Сам принц Уэльский оказал мне честь своим визитом на ферму и похвалой в адрес нашего камберлендского соуса. Тогда я в первый и в последний раз увидела глубокий интерес Каманте к похвале его стряпни, которую я ему пересказала: африканцы уважают царственных особ и любят о них судачить. Спустя много месяцев ему захотелось еще раз услышать то же самое; внезапно он задал мне вопрос, прозвучавший, как фраза из учебника:
– Сыну султана понравился соус к поросенку? Он съел его целиком?
Каманте демонстрировал свою покладистость и за пределами кухни. Ему хотелось мне помогать, исходя, разумеется, из собственных представлений о том, что в жизни хорошо, а что опасно. Как-то ночью, уже после полуночи, он появился у меня в спальне с керосиновой лампой и, не произнеся ни слова, замер, как постовой. Он напоминал летучую мышь, подлетевшую к моему изголовью, так торчали у него уши.
– Мсабу, – проникновенно обратился он ко мне, – думаю, тебе лучше встать.
Я испуганно села в кровати: неужели случилась беда? Но в случае неприятностей передо мной стоял бы Фарах. Я сказала Каманте, чтобы он шел восвояси, но он не двинулся с места.
– Мсабу, – повторил он, – по-моему, тебе лучше встать. По-моему, на землю спустился Бог.
От таких слов я вскочила и спросила, почему он так решил. Каманте важно провел меня в столовую, окна которой выходили на запад, на холмы. Там полыхала трава, и пожар распространился с вершины холма до равнины. Из окна он казался вертикальным огненным столбом или даже шагающей в нашу сторону гигантской фигурой. Я некоторое время любовалась этим редкостным зрелищем, после чего принялась вразумлять стоявшего рядом Каманте. Я хотела его успокоить, полагая, что он напуган. Однако мои объяснения не произвели на него никакого впечатления: он заставил меня встать и тем самым выполнил свою миссию.
– Может быть, – ответил Каманте. – Но я решил тебя разбудить. Вдруг бы вправду на землю спустился Бог?
Дикарь в доме переселенки
Как-то раз не было дождей.
Это такой страх, такое грандиозное событие, что тот, кто его застал, никогда не забудет. Спустя годы, расставшись с Африкой и живя в северной стране с влажным климатом, такой человек вскочит среди ночи при звуке начавшегося ливня и прошепчет спросонья: «Наконец-то!»
Обычно сезон дождей начинается в конце марта и продолжается до середины июня. Перед этим воздух с каждым днем становится горячее и суше, как в Европе накануне сильной грозы, только в Африке все гораздо серьезнее.
Маасаи, соседи моей фермы, проживающие на другой стороне реки, в это время подпаливают сухую траву, чтобы с первым дождем взошла свежая травка для скота, и воздух над равниной трепещет от жара, длинные серые и радужные хвосты дыма жмутся к земле, жар и запах гари плывут над полями, как дыхание преисподней.
Гигантские тучи собираются и снова рассеиваются; где-то на горизонте уже хлещет дождь.

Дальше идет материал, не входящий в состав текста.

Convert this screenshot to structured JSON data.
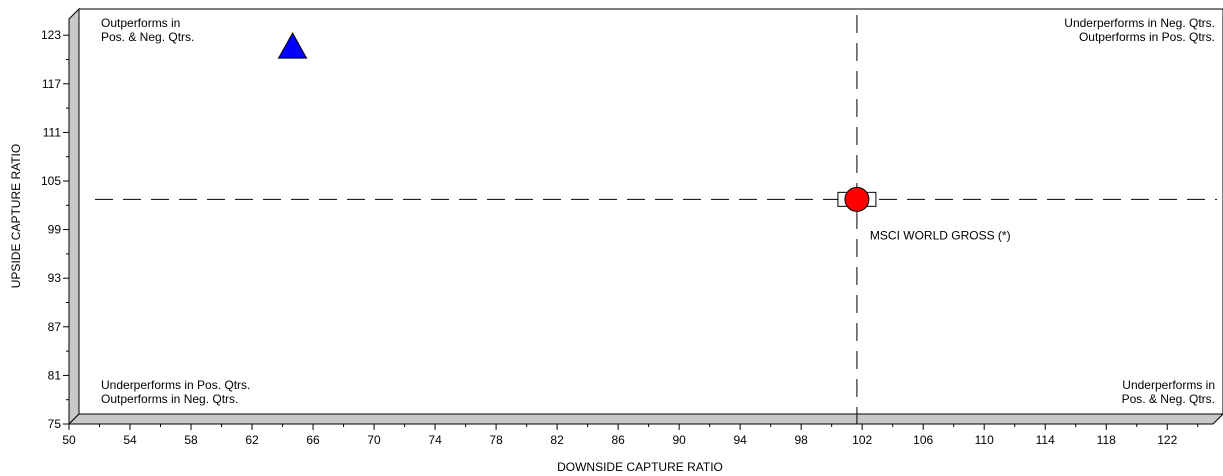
{
  "chart_data": {
    "type": "scatter",
    "xlabel": "DOWNSIDE CAPTURE RATIO",
    "ylabel": "UPSIDE CAPTURE RATIO",
    "xlim": [
      50,
      125
    ],
    "ylim": [
      75,
      125
    ],
    "xticks": [
      50,
      54,
      58,
      62,
      66,
      70,
      74,
      78,
      82,
      86,
      90,
      94,
      98,
      102,
      106,
      110,
      114,
      118,
      122
    ],
    "yticks": [
      75,
      81,
      87,
      93,
      99,
      105,
      111,
      117,
      123
    ],
    "reference_lines": {
      "x": 101,
      "y": 101.5
    },
    "quadrant_labels": {
      "top_left": [
        "Outperforms in",
        "Pos. & Neg. Qtrs."
      ],
      "top_right": [
        "Underperforms in Neg. Qtrs.",
        "Outperforms in Pos. Qtrs."
      ],
      "bottom_left": [
        "Underperforms in Pos. Qtrs.",
        "Outperforms in Neg. Qtrs."
      ],
      "bottom_right": [
        "Underperforms in",
        "Pos. & Neg. Qtrs."
      ]
    },
    "points": [
      {
        "x": 64,
        "y": 120.3,
        "marker": "triangle",
        "color": "#0000ff"
      },
      {
        "x": 101,
        "y": 101.5,
        "marker": "circle",
        "color": "#ff0000",
        "label": "MSCI WORLD GROSS (*)"
      },
      {
        "x": 101,
        "y": 101.5,
        "marker": "square",
        "color": "#ffffff"
      }
    ],
    "grid": false
  }
}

Весь мир мечтает об одном…
Вечером, перед самым закатом, природа как бы обступает вас. Холмы приближаются вплотную, слепя зелеными и синими отблесками. Через пару часов, выйдя из дому, вы не видите в небе звезд; ночной воздух уже сулит долгожданную прохладу. Когда над головой поднимается шум – это не дождь, а всего лишь ветер в кронах деревьев. Когда начинает шелестеть под ногами – это снова не дождь, а ветер, гуляющий по поверхности земли. Когда ветер начинает клонить кукурузу к земле, шум очень напоминает дождь, но это опять не он. Вам ничего не стоит убедить себя, что ливень уже начался, но это не даст желаемого облегчения.
Только когда земля откликнется глухим ревом, а мир вокруг вас запоет на все голоса, это будет означать, что свершилось главное: хлынул дождь. Это похоже на возвращение к морю, где вы давно уже не были, или на объятия любимого.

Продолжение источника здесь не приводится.